When you not use SNAT/Masq NAT rule then you used a routing itself, this mean your LAN 10.10.10.10 or/and 10.10.4.0/24 is out to FG as original address.
This FortiGate must have do a SNAT rule to hide your 10.10.10.10 or/and 10.10.4.0/24 as 10.100.20.0/24 because this 10.100.20.0/24 is internal network inside FortiGate, this is not MikroTik network.
You cannot do SNAT (hide src address) as not your network. SNAT can change incomming not-your network as one of yours networks. Means you can hide 10.10.10.10 and/or 10.10.4.0/24 as 10.10.9.2. When you do it then still FG must do SNAT to hide your 10.10.9.2 as 10.100.20.0/24.
If I not answer you properly that means you wrongly describe problem, not use a diagram. Please read first Getting the most out of this forum
Hello, i have got a simple situation. There is a mikrotik on X.X.X.X i have a dst_nat rule that is NATing the traffic to 10.9.8.106 on all ports. Then, base on documentation from mikrotik, i have a src_nat masquerade.

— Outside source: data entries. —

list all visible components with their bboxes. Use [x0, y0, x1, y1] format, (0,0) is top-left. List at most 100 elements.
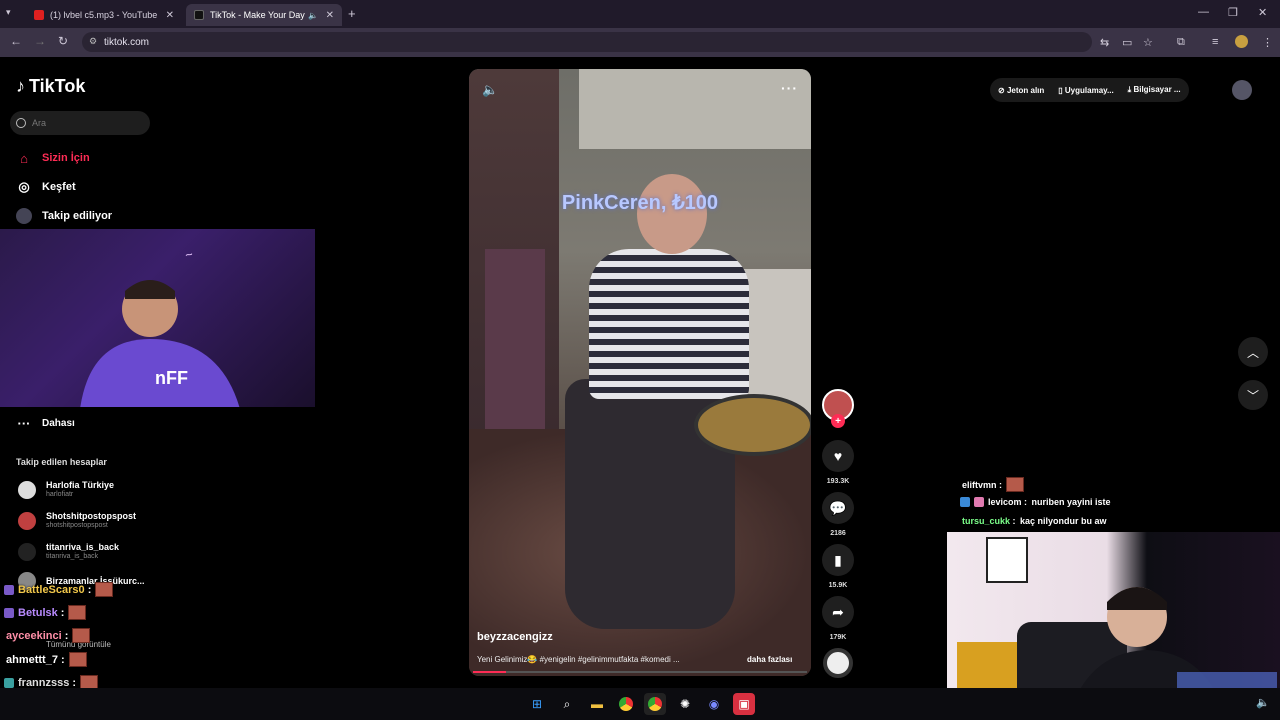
- tab-youtube[interactable]: (1) lvbel c5.mp3 - YouTube ✕: [26, 4, 182, 26]
- chrome-active-icon[interactable]: [644, 693, 666, 715]
- logo-text: TikTok: [29, 76, 86, 96]
- forward-icon[interactable]: →: [34, 34, 46, 48]
- minimize-button[interactable]: —: [1198, 6, 1209, 18]
- restore-button[interactable]: ❐: [1228, 6, 1238, 19]
- chat-user: eliftvmn: [962, 479, 997, 490]
- chrome-icon[interactable]: [615, 693, 637, 715]
- desktop-app-button[interactable]: ⤓ Bilgisayar ...: [1128, 85, 1181, 95]
- video-author[interactable]: beyzzacengizz: [477, 631, 553, 643]
- menu-icon[interactable]: ⋮: [1262, 36, 1273, 49]
- new-tab-button[interactable]: +: [348, 6, 356, 21]
- speaker-icon[interactable]: 🔈: [1256, 696, 1270, 709]
- caption-more-link[interactable]: daha fazlası: [747, 655, 792, 664]
- next-video-button[interactable]: ﹀: [1238, 380, 1268, 410]
- close-window-button[interactable]: ✕: [1258, 6, 1267, 19]
- youtube-icon: [34, 10, 44, 20]
- follow-plus-icon[interactable]: +: [831, 414, 845, 428]
- file-explorer-icon[interactable]: ▬: [586, 693, 608, 715]
- sound-disc-icon[interactable]: [823, 648, 853, 678]
- nav-label: Keşfet: [42, 181, 76, 193]
- streamer-webcam-top: nFF ~: [0, 229, 315, 407]
- close-tab-icon[interactable]: ✕: [326, 10, 334, 21]
- comment-button[interactable]: 💬 2186: [822, 492, 854, 537]
- svg-text:nFF: nFF: [155, 368, 188, 388]
- app-red-icon[interactable]: ▣: [733, 693, 755, 715]
- get-app-button[interactable]: ▯ Uygulamay...: [1058, 86, 1113, 95]
- chat-user: Betulsk: [18, 606, 58, 619]
- site-info-icon[interactable]: ⚙: [89, 36, 97, 47]
- nav-item-explore[interactable]: ◎ Keşfet: [16, 179, 76, 195]
- tiktok-note-icon: ♪: [16, 76, 25, 96]
- tab-tiktok[interactable]: TikTok - Make Your Day 🔈 ✕: [186, 4, 342, 26]
- video-more-icon[interactable]: ···: [781, 80, 798, 96]
- nav-item-following[interactable]: Takip ediliyor: [16, 208, 112, 224]
- chat-message: ayceekinci :: [6, 628, 91, 643]
- save-count: 15.9K: [828, 582, 848, 589]
- cast-icon[interactable]: ▭: [1122, 36, 1132, 49]
- bookmark-star-icon[interactable]: ☆: [1143, 36, 1153, 49]
- chat-message: eliftvmn :: [962, 477, 1025, 492]
- search-input[interactable]: Ara: [10, 111, 150, 135]
- nav-label: Dahası: [42, 417, 75, 429]
- tiktok-icon: [194, 10, 204, 20]
- profile-icon[interactable]: [1235, 35, 1248, 48]
- following-icon: [16, 208, 32, 224]
- followed-account[interactable]: Shotshitpostopspost shotshitpostopspost: [18, 511, 136, 530]
- search-placeholder: Ara: [32, 118, 47, 128]
- bookmark-icon: ▮: [822, 544, 854, 576]
- extensions-icon[interactable]: ⧉: [1177, 36, 1185, 49]
- get-coins-button[interactable]: ⊘ Jeton alın: [998, 86, 1044, 95]
- followed-account[interactable]: Harlofia Türkiye harlofiatr: [18, 480, 114, 499]
- chat-user: levicom: [988, 497, 1022, 507]
- chat-text: kaç nilyondur bu aw: [1020, 516, 1107, 526]
- home-icon: ⌂: [20, 150, 28, 166]
- chat-badge-icon: [4, 584, 14, 595]
- chat-badge-icon: [974, 497, 984, 507]
- tab-list-icon[interactable]: ▾: [6, 7, 11, 18]
- media-icon[interactable]: ≡: [1212, 36, 1218, 48]
- chat-badge-icon: [4, 677, 14, 688]
- emote-icon: [95, 582, 114, 597]
- app-icon[interactable]: ✺: [674, 693, 696, 715]
- avatar: [18, 480, 36, 499]
- video-progress-bar[interactable]: [473, 671, 807, 673]
- button-label: Jeton alın: [1006, 85, 1045, 95]
- user-avatar[interactable]: [1232, 80, 1252, 100]
- back-icon[interactable]: ←: [10, 34, 22, 48]
- chat-user: tursu_cukk: [962, 516, 1011, 526]
- translate-icon[interactable]: ⇆: [1100, 36, 1109, 49]
- volume-icon[interactable]: 🔈: [482, 82, 498, 98]
- donation-alert: PinkCeren, ₺100: [561, 192, 719, 214]
- chat-user: ahmettt_7: [6, 653, 58, 666]
- share-count: 179K: [829, 634, 847, 641]
- chat-user: frannzsss: [18, 676, 70, 689]
- nav-item-for-you[interactable]: ⌂ Sizin İçin: [16, 150, 90, 166]
- tiktok-logo[interactable]: ♪ TikTok: [16, 76, 85, 97]
- share-button[interactable]: ➦ 179K: [822, 596, 854, 641]
- avatar: [18, 511, 36, 530]
- save-button[interactable]: ▮ 15.9K: [822, 544, 854, 589]
- video-player[interactable]: [469, 69, 811, 676]
- tab-audio-icon[interactable]: 🔈: [308, 11, 318, 20]
- video-scene: [694, 394, 811, 456]
- start-icon[interactable]: ⊞: [526, 693, 548, 715]
- url-field[interactable]: ⚙ tiktok.com: [82, 32, 1092, 52]
- chat-text: nuriben yayini iste: [1031, 497, 1111, 507]
- like-count: 193.3K: [826, 478, 850, 485]
- account-handle: harlofiatr: [46, 491, 74, 498]
- nav-label: Takip ediliyor: [42, 210, 113, 222]
- like-button[interactable]: ♥ 193.3K: [822, 440, 854, 485]
- followed-account[interactable]: titanriva_is_back titanriva_is_back: [18, 542, 119, 561]
- video-scene: [579, 69, 811, 149]
- share-icon: ➦: [822, 596, 854, 628]
- close-tab-icon[interactable]: ✕: [166, 10, 174, 21]
- nav-item-more[interactable]: ··· Dahası: [16, 415, 75, 431]
- chat-message: Betulsk :: [4, 605, 87, 620]
- discord-icon[interactable]: ◉: [703, 693, 725, 715]
- previous-video-button[interactable]: ︿: [1238, 337, 1268, 367]
- ellipsis-icon: ···: [17, 415, 31, 431]
- search-icon: [16, 118, 26, 128]
- search-icon[interactable]: ⌕: [556, 693, 578, 715]
- reload-icon[interactable]: ↻: [58, 34, 68, 48]
- neon-sign: ~: [183, 246, 195, 263]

But in logs on postfix that is in LAN i see all incomming traffic from 10.9.8.106, which is the IP the traffic is beeing redirected to.
Here goes the config:
/ip firewall nat
add action=dst-nat chain=dstnat dst-address=X.X.X.X in-interface=ether1 to-addresses=10.9.8.106
add action=masquerade chain=srcnat out-interface=ether1
I know that this was asked many times, but i am going crazy on that … why the postfix shows in logs:
Jun 8 22:51:29 obserwatoriumbrd postfix/smtpd[26652]: disconnect from domain.tec [10.9.8.106]
Jun 8 22:51:30 obserwatoriumbrd postfix/smtpd[26548]: connect from domain.tec [10.9.8.106]
The srcnat rule doesn’t affect traffic towards 10.9.8.106 unless that host is connected to ether1 interface.
Regarding SMTP: are the postfix logs from host with IP 10.9.8.106? It doesn’t sound logical that source IP addresses shown were as shown due to dstnat … because in this case SMTP host couldn’t return traffic (it would seem traffic is coming from local IP address). Only logical explanation is that postfix, which produced logs you posted, is on another LAN host with different IP address and 10.9.8.106 is acting as SMTP relay. In this case the postfix host will definitiely see relay host as originator of all connections.